Published on juillet 12th, 2023 | by Maureen Youngblood
0La clé de la Bastille à Mount Vernon, la demeure historique de George Washington
Lors d’une visite chez des amis qui s’étaient installés à Washington DC, nous voulions voir en priorité le Mount Vernon en Virginie. Ayant vécu quasiment toute ma vie sur la côte ouest des États-Unis, je ne connaissais de l’histoire coloniale américaine que ce que j’avais lu dans les livres d’histoire, vu au cinéma, ou encore ce que j’avais étudié à l’école. Voir de mes propres yeux le site historique fut une véritable source d’inspiration.
En visitant le domaine du Mount Vernon, l’ancienne propriété du premier président des États-Unis, Georges Washington, je fus surprise d’y trouver un lien avec la France, exposé dans le couloir central de la maison. Là, sous mes yeux, conservée sous verre, accrochée au mur de l’ancienne maison du président Georges Washington se trouvait la clé originale de la Bastille. J’étais à la fois fascinée et curieuse de savoir comment cet objet historique avait pu se retrouver dans le Mount Vernon en Virginie. Autre fait intéressant, la chambre à coucher Lafayette (désignée du Marquis de Lafayette), dans laquelle se trouvait exposé son portrait. Apparemment, il y avait un lien entre les deux, mais à ce moment je ne savais ni comment, ni pourquoi.
Georges Washington acquit le Mount Vernon en 1761 de son demi-frère, qui en avait hérité de son père, Augustine Washington. Durant ces 45 années passées au Mount Vernon Georges n’eut de cesse de construire et remodeler la propriété, la dotant de 21 pièces ; c’est cette même structure que l’on peut voir aujourd’hui. Georges Washington est le seul président des Etats-Unis qui n’a jamais vécu à la maison blanche, étant donné que sa construction ne fut pas achevée avant sa mort. Il passait son temps à Philadelphie, lieu où résidait le gouvernement avant de s’installer à Washington D.C., et chez lui au Mount Vernon.

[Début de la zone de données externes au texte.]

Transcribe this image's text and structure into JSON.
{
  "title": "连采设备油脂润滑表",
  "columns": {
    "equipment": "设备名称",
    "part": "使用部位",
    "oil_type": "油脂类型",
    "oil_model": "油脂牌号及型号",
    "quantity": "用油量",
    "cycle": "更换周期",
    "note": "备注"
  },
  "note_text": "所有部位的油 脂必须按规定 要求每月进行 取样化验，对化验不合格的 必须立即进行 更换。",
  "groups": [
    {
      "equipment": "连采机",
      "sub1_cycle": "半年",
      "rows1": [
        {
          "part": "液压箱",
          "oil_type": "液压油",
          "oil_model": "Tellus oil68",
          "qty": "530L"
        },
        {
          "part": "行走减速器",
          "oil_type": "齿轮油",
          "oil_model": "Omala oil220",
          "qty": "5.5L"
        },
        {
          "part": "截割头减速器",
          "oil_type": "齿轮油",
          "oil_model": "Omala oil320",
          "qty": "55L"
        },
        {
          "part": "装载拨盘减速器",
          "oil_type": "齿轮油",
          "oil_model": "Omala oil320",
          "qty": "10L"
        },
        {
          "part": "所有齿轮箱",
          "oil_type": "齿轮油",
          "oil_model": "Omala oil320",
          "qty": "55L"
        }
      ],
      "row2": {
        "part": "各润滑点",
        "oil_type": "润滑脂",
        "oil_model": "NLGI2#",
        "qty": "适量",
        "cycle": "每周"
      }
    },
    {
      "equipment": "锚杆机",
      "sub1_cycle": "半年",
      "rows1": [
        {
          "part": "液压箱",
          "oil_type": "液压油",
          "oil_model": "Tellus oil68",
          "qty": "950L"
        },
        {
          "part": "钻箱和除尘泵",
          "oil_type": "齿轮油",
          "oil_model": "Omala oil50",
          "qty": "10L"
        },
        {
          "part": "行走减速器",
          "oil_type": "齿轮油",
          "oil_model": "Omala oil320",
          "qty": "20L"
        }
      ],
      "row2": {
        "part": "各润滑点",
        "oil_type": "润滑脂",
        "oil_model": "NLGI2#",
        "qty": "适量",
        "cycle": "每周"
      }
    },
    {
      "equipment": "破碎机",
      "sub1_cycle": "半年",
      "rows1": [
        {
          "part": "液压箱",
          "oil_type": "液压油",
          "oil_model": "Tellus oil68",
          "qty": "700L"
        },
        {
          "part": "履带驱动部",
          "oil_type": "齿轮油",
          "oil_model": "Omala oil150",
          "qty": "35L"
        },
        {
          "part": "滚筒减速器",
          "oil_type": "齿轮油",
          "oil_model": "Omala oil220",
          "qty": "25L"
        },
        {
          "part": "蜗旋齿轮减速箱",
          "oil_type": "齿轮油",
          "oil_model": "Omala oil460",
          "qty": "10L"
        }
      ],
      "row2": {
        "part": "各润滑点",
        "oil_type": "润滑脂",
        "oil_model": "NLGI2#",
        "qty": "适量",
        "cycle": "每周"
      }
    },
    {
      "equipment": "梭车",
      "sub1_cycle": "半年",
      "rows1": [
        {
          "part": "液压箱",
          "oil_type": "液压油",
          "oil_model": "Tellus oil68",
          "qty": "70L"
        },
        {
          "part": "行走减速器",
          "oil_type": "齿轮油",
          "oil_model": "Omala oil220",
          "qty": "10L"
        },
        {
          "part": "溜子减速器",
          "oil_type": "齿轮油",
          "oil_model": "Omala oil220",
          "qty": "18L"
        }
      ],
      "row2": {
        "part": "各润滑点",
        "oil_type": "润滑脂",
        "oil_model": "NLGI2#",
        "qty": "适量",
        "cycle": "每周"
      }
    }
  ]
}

Marie Joseph Paul Yves Roch Gilbert du Motier, également connu sous le nom du Marquis de Lafayette, est né en 1757. Il faisait partie d’une des plus anciennes familles de France ; parmi ses ancêtres, certains avaient pris part aux croisades aux côtés de Jeanne d’Arc. Lorsque Gilbert avait deux ans, son père fut tué au combat durant la guerre de sept ans. A l’âge de onze ans, sa mère décède, il hérite alors d’une des plus grandes fortunes de France. Lafayette fut nommé « mousquetaire noir » après avoir obtenu un grade de capitaine de l’armée française en 1771 ; il n’avait que 14 ans. A l’âge de 16 ans il prit pour épouse une femme de grande fortune, elle aussi, et de haut rang, Marie de Noailles.
En 1775, lorsque le gouvernement dû réduire ses dépenses militaires, Lafayette perdit son aide financière. Plus tard, lors d’un dîner dans la ville de Metz, il rencontra le Duc de Gloucester, le frère du roi britannique Georges III. Lors de ce dîner, leur discussion portait sur les colons américains qui s’élevaient contre le pouvoir britannique. Les colons révolutionnaires étaient désireux de s’auto-gouverner, et ne souhaitaient plus être sous l’autorité britannique. Dans ses mémoires, Lafayette écrit : « Mon cœur était engagé et je ne pensais qu’à joindre mes couleurs à celles des révolutionnaires. » Il étudia toutes les caractéristiques de la révolution américaine et projeta de s’engager dans l’armée continentale qui avait été mise en place par les colons sous l’autorité de Georges Washington.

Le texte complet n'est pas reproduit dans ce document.